Der ZDF-Moderator Jan Böhmermann muss wegen seines Schmähgedichts auf den türkischen Staatspräsidenten Recep Tayyip Erdoğan mit juristischen Konsequenzen rechnen. Die Staatsanwaltschaft Mainz hat ein Verfahren eingeleitet, nachdem dort etwa 20 Anzeigen eingegangen waren. Zur Sicherung der Beweise werde beim ZDF ein Mitschnitt der Sendung angefordert, sagte ein Sprecher der Behörde.

Ermittelt wird wegen des Verdachts des Verstoßes gegen Paragraf 103 des Strafgesetzbuches, in dem es um Beleidigung von Organen oder Vertretern ausländischer Staaten geht. Die Beleidigung eines ausländischen Staatsoberhaupts kann mit bis zu drei Jahren Gefängnis geahndet werden. Wenn die Beleidigung in verleumderischer Absicht erfolgt, sogar mit bis zu fünf Jahren. 

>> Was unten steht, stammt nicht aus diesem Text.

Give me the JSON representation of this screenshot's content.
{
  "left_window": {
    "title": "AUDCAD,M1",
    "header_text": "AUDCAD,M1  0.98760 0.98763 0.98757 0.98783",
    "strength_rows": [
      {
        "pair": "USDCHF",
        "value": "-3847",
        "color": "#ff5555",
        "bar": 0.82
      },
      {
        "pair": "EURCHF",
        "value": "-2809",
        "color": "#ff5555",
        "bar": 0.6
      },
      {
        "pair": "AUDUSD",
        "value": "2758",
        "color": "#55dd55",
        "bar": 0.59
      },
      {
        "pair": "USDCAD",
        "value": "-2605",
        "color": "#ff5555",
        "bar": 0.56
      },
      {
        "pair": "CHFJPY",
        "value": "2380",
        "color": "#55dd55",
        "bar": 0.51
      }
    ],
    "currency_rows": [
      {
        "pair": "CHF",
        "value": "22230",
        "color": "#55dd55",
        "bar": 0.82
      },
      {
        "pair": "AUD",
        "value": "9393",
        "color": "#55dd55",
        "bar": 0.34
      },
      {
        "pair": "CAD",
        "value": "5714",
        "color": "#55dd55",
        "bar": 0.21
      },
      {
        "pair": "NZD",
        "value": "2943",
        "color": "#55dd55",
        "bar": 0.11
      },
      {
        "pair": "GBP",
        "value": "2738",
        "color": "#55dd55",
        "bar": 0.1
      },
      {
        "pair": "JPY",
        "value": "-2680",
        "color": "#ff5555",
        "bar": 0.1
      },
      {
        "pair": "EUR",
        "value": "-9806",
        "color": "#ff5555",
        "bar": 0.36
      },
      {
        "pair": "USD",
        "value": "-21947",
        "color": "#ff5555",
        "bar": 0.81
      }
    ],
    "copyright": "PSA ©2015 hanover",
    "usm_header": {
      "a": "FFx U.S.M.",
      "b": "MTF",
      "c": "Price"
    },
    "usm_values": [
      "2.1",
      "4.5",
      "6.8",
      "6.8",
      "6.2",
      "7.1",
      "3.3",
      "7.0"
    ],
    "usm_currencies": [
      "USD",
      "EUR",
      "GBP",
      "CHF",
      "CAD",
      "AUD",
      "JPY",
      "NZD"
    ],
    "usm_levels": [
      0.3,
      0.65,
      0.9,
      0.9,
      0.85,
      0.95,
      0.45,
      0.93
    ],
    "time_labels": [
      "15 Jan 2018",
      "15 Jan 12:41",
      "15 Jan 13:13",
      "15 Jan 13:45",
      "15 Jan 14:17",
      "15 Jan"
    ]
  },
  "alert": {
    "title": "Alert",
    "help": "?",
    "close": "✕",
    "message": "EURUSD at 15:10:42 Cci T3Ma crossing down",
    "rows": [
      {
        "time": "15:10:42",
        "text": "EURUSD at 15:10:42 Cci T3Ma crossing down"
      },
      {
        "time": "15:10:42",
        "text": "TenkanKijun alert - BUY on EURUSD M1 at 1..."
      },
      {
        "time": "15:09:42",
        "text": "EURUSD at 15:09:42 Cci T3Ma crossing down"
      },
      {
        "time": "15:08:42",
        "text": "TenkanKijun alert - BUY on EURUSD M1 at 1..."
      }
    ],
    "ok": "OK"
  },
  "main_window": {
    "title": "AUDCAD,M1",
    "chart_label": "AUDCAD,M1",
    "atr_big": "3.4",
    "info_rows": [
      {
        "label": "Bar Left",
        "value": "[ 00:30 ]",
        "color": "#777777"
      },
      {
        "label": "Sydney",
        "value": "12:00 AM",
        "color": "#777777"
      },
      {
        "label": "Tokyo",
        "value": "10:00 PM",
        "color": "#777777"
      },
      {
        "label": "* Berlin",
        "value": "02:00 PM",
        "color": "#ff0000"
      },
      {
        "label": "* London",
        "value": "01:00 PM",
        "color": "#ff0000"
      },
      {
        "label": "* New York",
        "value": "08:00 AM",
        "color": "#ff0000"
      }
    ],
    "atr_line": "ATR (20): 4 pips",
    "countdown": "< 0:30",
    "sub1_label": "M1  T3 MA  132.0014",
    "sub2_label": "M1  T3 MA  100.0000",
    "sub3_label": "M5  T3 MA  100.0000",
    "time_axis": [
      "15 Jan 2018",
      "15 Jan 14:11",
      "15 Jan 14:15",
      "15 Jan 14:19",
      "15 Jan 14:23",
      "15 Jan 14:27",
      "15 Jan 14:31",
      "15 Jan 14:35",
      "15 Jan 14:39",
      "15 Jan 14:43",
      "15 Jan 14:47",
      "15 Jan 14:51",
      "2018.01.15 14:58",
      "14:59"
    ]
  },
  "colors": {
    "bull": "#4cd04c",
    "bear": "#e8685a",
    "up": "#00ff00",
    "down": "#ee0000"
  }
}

Ein Strafverfahren in diesem Zusammenhang werde allerdings erst eingeleitet, wenn der Betroffene, also Erdoğan, Anzeige erstattet, sagte ein Sprecher der Staatsanwaltschaft. Dann muss die Bundesregierung ihre Ermächtigung dafür erteilen. Im Moment sei es eher eine "beweissichernde Tätigkeit", sagte der Sprecher.

Die Türkei wolle nach dem Gespräch zwischen Bundeskanzlerin Angela Merkel (CDU) und dem türkischen Premierminister Ahmet Davutoğlu auf eine Anzeige verzichten, berichtete der Tagesspiegel unter Berufung auf Regierungskreise.

Proteste in der Türkei gegen Böhmermann

Zuvor hatte der Tagesspiegel von einer internen juristischen Prüfung des Auswärtigen Amtes berichtet, das zu dem Schluss kommt, dass Böhmermann sich höchstwahrscheinlich strafbar gemacht hat.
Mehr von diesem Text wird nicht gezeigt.